Secondo il Rapporto mondiale di monitoraggio dell’educazione (Globale Education Monitoring Report) 2019 dell’Unesco su “Migrazioni, spostamenti forzati e educazione”, illustrato a Berlino alla presenza del direttore generale dell’Unesco, i bambini migranti e rifugiati nel mondo potrebbero riempire mezzo milione di aule scolastiche.
Il rapporto mostra che il numero di bambini migranti e rifugiati in età scolare è cresciuto del 26% dal 2000 a oggi. Il diritto di questi bambini all’educazione di qualità, anche se sempre più riconosciuto sulla carta, è sfidato quotidianamente nelle aule e cortili delle scuole e addirittura negato da alcuni governi. Nei due anni successivi il momento chiave rappresentato dalla dichiarazione di New York per rifugiati e migranti nel 2016, i rifugiati hanno perso 1,5 miliardi di giorni di scuola. Tuttavia, c’è stato progresso nell’inclusione dei rifugiati nei sistemi educativi nazionali, come visto in otto dei dieci paesi che ospitano il numero più elevato di rifugiati. I campioni in questo campo sono paesi a basso reddito come Ciad, Etiopia e Uganda. Canada e Irlanda sono tra i leader globali nell’attuazione delle politiche di educazione inclusiva per gli immigrati.

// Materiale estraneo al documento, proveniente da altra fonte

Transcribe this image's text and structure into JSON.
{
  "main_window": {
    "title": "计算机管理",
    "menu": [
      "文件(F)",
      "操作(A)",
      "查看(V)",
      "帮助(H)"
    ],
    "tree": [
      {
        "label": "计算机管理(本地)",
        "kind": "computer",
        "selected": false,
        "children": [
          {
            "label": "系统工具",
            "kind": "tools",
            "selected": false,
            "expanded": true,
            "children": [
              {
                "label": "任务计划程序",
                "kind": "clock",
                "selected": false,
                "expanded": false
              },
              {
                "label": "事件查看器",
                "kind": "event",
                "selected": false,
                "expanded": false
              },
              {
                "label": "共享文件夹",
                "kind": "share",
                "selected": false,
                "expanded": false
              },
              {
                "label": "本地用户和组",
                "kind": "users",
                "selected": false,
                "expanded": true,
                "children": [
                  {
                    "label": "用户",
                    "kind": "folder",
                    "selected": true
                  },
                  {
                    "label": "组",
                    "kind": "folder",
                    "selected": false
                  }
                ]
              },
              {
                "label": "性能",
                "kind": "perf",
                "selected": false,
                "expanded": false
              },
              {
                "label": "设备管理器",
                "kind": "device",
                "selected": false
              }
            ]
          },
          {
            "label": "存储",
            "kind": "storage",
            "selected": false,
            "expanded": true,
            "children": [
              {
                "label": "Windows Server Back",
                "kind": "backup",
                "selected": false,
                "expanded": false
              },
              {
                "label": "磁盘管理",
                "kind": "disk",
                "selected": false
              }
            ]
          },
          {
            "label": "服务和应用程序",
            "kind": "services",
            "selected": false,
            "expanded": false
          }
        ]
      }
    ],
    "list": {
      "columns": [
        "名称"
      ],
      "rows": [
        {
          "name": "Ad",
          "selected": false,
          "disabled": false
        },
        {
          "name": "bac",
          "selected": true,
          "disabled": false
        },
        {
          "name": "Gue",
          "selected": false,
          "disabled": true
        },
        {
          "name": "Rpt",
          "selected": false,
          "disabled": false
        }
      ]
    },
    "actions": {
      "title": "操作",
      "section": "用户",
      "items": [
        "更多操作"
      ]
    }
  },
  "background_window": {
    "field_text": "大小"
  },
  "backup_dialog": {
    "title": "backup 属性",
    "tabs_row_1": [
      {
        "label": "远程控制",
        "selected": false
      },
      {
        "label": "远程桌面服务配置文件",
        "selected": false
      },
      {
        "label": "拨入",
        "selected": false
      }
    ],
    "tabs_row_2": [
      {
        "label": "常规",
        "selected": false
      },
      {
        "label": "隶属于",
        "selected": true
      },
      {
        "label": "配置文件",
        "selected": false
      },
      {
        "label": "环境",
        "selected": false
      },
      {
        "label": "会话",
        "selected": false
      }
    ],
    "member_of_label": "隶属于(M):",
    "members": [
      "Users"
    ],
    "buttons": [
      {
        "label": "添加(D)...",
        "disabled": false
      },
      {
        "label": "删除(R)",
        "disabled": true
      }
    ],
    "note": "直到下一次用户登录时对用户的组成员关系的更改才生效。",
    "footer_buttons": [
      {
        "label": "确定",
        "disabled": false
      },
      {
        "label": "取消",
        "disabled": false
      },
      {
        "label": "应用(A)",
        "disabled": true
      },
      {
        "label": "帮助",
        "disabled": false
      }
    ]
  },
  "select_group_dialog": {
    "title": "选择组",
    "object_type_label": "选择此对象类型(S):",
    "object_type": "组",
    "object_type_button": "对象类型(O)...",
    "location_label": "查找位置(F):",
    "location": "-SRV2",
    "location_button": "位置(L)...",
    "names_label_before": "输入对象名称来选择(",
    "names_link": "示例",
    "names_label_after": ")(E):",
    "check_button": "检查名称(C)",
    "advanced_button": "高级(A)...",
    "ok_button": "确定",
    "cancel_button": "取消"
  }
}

Metà delle persone costrette a muoversi al mondo sono sotto l’età di 18 anni. Eppure, molti paesi li escludono dai loro sistemi educativi nazionali. I bambini richiedenti asilo detenuti in paesi come Australia, Ungheria, Indonesia, Malesia e Messico, hanno accesso limitato o nessuno accesso all’istruzione.
La quota di studenti immigrati nei paesi ad alto reddito è aumentata dal 15% al 18% tra il 2005 e il 2017. Attualmente il loro numero di 36 milioni, è equivalente all’intera popolazione scolare in Europa. Al ritmo attuale, potrebbe salire al 22% entro il 2030. Ma ai bambini immigrati non si danno buone possibilità di successo. Nel 2017, nell’Unione europea, il numero di giovani nati all’estero che aveva abbandonato precocemente l’educazione era il doppio di quello dei nativi. Gli studenti immigrati di prima generazione nei paesi dell’Ocse avevano 32% di meno di probabilità di ottenere le competenze di base in lettura, matematica e scienze nel 2015 rispetto ai nativi.